Précisons que l’on trouve également la trace du jeu dans plusieurs mythes originels dans de nombreuses civilisations comme les Egyptiens ou les Grecs, preuve de son importance au quotidien dès l’Antiquité.
On retrouve par exemple chez les Egyptiens l’histoire de Thot qui va aider son amante Nout à accoucher et ainsi braver l’interdiction du Dieu du soleil Rê. Pour la punir, il lui avait en effet interdit d’accoucher durant aucun mois, d’aucune année ! Thot se présente donc face à la Lune et joue avec elle une partie « du jeu des tables » dont l’enjeu est le gain d’une partie de sa lumière. Ainsi, en remportant la partie, il a pu façonner 5 nouveaux jours permettant à Nout de mettre au monde Isis et Osiris. Excusez du peu !
Cette volonté d’animer les longues nuits d’hiver ne datent probablement pas d’hier. L’historien néerlandais Johan Huizinga considère que les sociétés humaines sont profondément façonnées par le « suspecie ludi », l’élément ludique.

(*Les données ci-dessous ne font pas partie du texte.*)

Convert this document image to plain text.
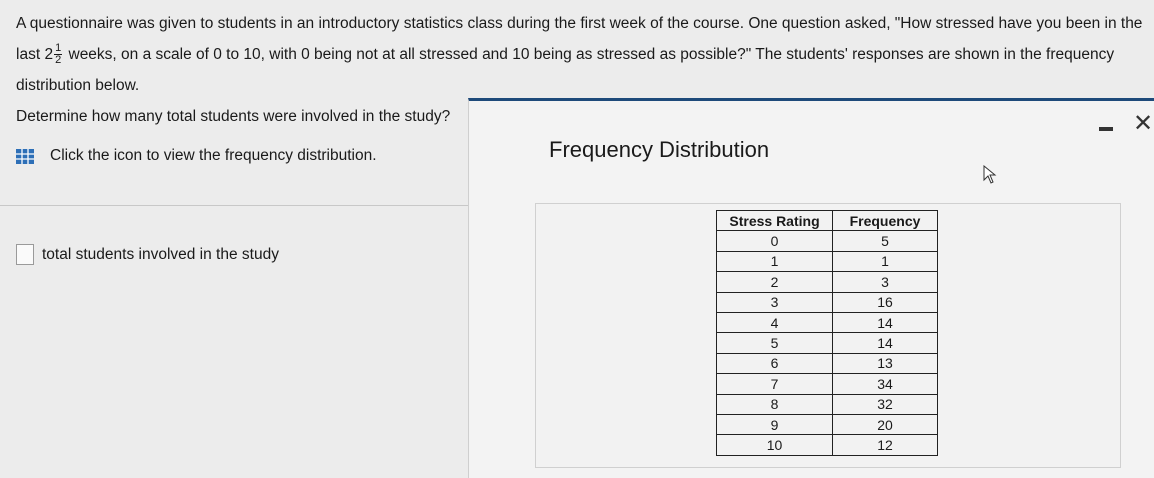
A questionnaire was given to students in an introductory statistics class during the first week of the course. One question asked, "How stressed have you been in the last $2 \frac{1}{2}$ weeks, on a scale of 0 to 10, with 0 being not at all stressed and 10 being as stressed as possible?" The students' responses are shown in the frequency distribution below.
Determine how many total students were involved in the study?
Click the icon to view the frequency distribution.
total students involved in the study
Frequency Distribution
✕
Stress Rating	Frequency
0	5
1	1
2	3
3	16
4	14
5	14
6	13
7	34
8	32
9	20
10	12
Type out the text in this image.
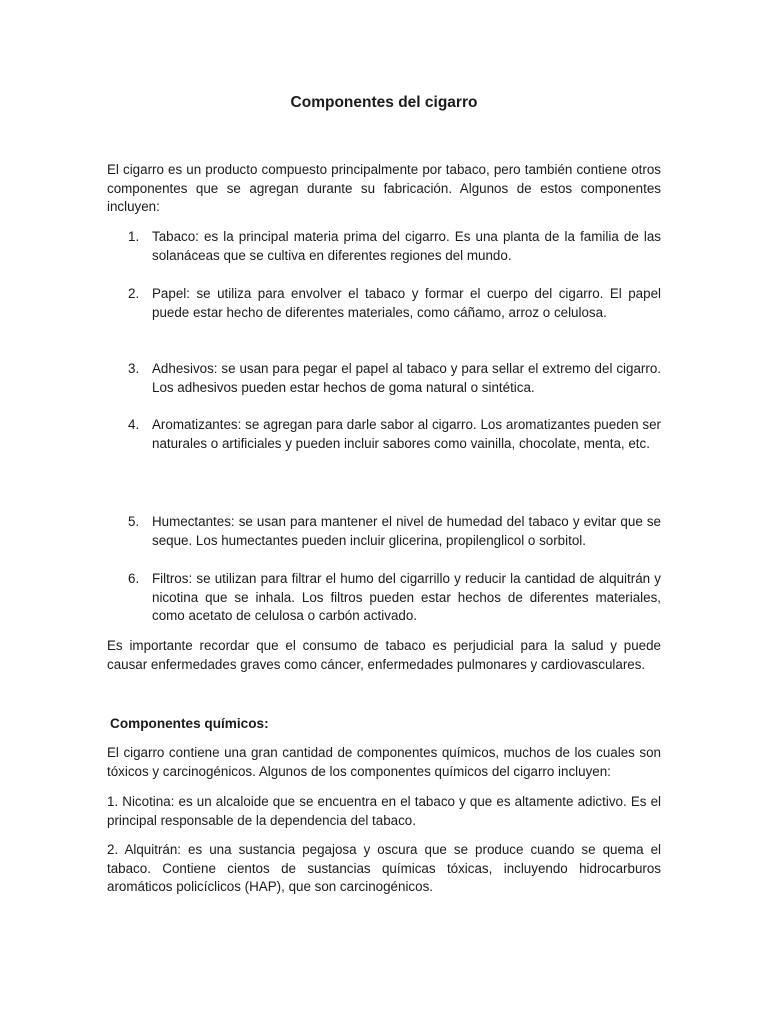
Componentes del cigarro

El cigarro es un producto compuesto principalmente por tabaco, pero también contiene otros componentes que se agregan durante su fabricación. Algunos de estos componentes incluyen:

1. Tabaco: es la principal materia prima del cigarro. Es una planta de la familia de las solanáceas que se cultiva en diferentes regiones del mundo.
2. Papel: se utiliza para envolver el tabaco y formar el cuerpo del cigarro. El papel puede estar hecho de diferentes materiales, como cáñamo, arroz o celulosa.
3. Adhesivos: se usan para pegar el papel al tabaco y para sellar el extremo del cigarro. Los adhesivos pueden estar hechos de goma natural o sintética.
4. Aromatizantes: se agregan para darle sabor al cigarro. Los aromatizantes pueden ser naturales o artificiales y pueden incluir sabores como vainilla, chocolate, menta, etc.
5. Humectantes: se usan para mantener el nivel de humedad del tabaco y evitar que se seque. Los humectantes pueden incluir glicerina, propilenglicol o sorbitol.
6. Filtros: se utilizan para filtrar el humo del cigarrillo y reducir la cantidad de alquitrán y nicotina que se inhala. Los filtros pueden estar hechos de diferentes materiales, como acetato de celulosa o carbón activado.

Es importante recordar que el consumo de tabaco es perjudicial para la salud y puede causar enfermedades graves como cáncer, enfermedades pulmonares y cardiovasculares.

Componentes químicos:

El cigarro contiene una gran cantidad de componentes químicos, muchos de los cuales son tóxicos y carcinogénicos. Algunos de los componentes químicos del cigarro incluyen:

1. Nicotina: es un alcaloide que se encuentra en el tabaco y que es altamente adictivo. Es el principal responsable de la dependencia del tabaco.

2. Alquitrán: es una sustancia pegajosa y oscura que se produce cuando se quema el tabaco. Contiene cientos de sustancias químicas tóxicas, incluyendo hidrocarburos aromáticos policíclicos (HAP), que son carcinogénicos.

Guerre et paix, art, justice, langue philosophie, tout ne serait que jeu.
L’autre élément qui prouve le fort lien qui unissait le jeu et le sacré est que très souvent, les éléments de jeu servaient également d’instruments divinatoires. On a toujours vu dans le hasard la main des divinités, du coup tous les éléments symbolisant le hasard ont servi à un moment ou un autre à la pratique de la divination (osselets, dés, jetons etc.).
Bien que nos aïeux d’il y a 30 000 ans nous aient laissé aucune trace de jouets, leurs enfants s’amusaient vraisemblablement avec des objets dénichés ici ou là, comme le font encore aujourd’hui certains tribus primitives.
A partir du moment où le nomade devient paysan (il y a plus de 10 000 ans), on découvre des objets miniaturisés d’outils, d’armes, des statuettes et des figurines représentant notamment des animaux. Peut-on parler de jouet ? On l’ignore bien évidemment.